I racconti del mare dicono che ad alcune Ama, nelle profondità in cui erano abituate a nuotare, sia capitato di incontrare le donne pesce, Ningyo: le sirene. Quello delle Ama è un dono ricevuto dagli spiriti dell’oceano, dice la leggenda, ed è per questo che per secoli le “donne del mare” si rivolgevano a Watatsumi, il dio del mare, negli ema, le tavolette della preghiera in legno caratteristiche del mondo shintoista, che si appendono fuori dai templi.

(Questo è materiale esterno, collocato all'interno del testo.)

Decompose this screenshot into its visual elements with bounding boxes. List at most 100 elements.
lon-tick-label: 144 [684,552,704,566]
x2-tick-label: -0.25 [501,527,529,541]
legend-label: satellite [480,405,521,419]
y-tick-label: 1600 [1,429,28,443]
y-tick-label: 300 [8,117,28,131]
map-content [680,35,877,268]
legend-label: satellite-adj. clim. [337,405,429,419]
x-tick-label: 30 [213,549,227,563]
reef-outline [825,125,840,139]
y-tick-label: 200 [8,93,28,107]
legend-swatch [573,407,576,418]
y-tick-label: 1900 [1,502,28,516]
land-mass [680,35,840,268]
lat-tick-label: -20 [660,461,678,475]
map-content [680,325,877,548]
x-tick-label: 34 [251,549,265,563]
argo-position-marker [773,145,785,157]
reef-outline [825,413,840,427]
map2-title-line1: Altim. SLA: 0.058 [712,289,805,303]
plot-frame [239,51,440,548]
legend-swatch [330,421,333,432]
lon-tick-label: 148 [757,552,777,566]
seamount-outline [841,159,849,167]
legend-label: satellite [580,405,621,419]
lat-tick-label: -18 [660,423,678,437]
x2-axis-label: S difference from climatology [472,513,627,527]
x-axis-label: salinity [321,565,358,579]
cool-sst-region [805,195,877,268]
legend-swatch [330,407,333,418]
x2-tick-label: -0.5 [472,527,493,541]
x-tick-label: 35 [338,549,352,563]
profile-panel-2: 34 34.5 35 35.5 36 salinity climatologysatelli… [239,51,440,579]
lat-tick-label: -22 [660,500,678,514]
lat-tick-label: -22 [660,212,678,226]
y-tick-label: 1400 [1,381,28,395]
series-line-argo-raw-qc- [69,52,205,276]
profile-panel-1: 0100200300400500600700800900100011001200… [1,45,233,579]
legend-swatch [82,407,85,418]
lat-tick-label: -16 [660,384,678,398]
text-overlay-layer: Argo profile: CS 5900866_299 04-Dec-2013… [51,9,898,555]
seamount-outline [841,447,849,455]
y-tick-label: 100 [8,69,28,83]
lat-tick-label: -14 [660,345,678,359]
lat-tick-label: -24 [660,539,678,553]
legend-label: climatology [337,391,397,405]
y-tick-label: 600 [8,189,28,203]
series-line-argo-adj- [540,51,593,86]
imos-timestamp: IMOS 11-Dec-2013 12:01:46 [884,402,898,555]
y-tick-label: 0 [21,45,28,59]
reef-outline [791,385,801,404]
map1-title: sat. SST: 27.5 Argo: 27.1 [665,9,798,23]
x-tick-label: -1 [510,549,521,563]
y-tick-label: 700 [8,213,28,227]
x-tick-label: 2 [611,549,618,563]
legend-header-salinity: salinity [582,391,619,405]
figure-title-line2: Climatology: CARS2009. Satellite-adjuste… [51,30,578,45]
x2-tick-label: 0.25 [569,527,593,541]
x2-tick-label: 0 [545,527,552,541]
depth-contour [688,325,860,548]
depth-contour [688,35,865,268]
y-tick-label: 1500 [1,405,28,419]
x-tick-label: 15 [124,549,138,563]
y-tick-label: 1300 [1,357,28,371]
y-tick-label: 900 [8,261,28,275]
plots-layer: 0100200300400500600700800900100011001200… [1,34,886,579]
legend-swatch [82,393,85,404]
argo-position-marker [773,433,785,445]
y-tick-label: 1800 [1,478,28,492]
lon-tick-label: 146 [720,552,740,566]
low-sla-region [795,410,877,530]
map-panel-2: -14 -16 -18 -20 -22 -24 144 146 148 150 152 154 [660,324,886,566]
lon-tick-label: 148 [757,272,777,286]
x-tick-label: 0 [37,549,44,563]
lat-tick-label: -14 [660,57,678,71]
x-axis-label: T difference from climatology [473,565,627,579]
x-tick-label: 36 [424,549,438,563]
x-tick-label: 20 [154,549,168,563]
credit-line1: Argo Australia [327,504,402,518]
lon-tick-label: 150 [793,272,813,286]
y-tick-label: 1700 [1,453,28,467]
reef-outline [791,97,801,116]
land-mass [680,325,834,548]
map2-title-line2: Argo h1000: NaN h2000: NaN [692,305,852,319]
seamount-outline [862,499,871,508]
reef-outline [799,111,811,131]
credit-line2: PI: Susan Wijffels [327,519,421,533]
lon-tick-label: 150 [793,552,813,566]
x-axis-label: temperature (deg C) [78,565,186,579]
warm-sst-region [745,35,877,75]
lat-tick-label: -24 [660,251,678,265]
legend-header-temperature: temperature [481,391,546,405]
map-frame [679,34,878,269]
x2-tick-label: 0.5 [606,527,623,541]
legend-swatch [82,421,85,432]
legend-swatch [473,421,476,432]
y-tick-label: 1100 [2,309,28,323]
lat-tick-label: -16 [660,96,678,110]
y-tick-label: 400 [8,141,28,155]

Quando un’Ama sente un sussurro o un canto lontano laggiù, fra le montagne nell’abisso, sa che può essere un marinaio, la voce di chi è annegato in mare che le chiama. Ma non bisogna fidarsi e non abusare troppo dei limiti del corpo: meglio riemergere e non stare troppo a lungo, insegnano le Ama più anziane. Nelle colline sopra il villaggio di Wagu esiste una delle comunità Ama più antiche del Giappone: nel santuario nascosto di Wagu Shrine, 和具神社, a Shima, le Ama si recano a pregare prima delle immersioni e, con un antico rituale dell’acqua, versando piccole quantità in una ciotola, chiedono al mare di essere clemente. Anche per oggi.

Watatsumi è il principale dio del mare nella mitologia giapponese, descritto come un potente drago marino. Era ritenuto il guardiano degli abissi e delle creature marine, e secondo la leggenda vive in un sontuoso palazzo sottomarino chiamato Ryūgū-jō. Watatsumi è una delle più antiche divinità del mare nello scintoismo ed è considerato il dio primordiale degli oceani. Il suo nome significa “Colui che osserva il mare”.

In Giappone un’altra potente divinità marina è Ryūjin, spesso raffigurata come un drago che regna sulle acque profonde. Alcuni lo confondono con Watatsumi, ma è considerato un dio più antico e misterioso che, come raccontavano le Ama, punisce chi non rispettava il mare, facendo affondare le barche o scatenando tempeste. Ryūjin è chiamato il dio drago del mare, venerato soprattutto nella tradizione popolare e nelle leggende buddiste e scintoiste. Il suo nome significa “Dio Drago”, ed è spesso associato al controllo delle piogge e delle tempeste.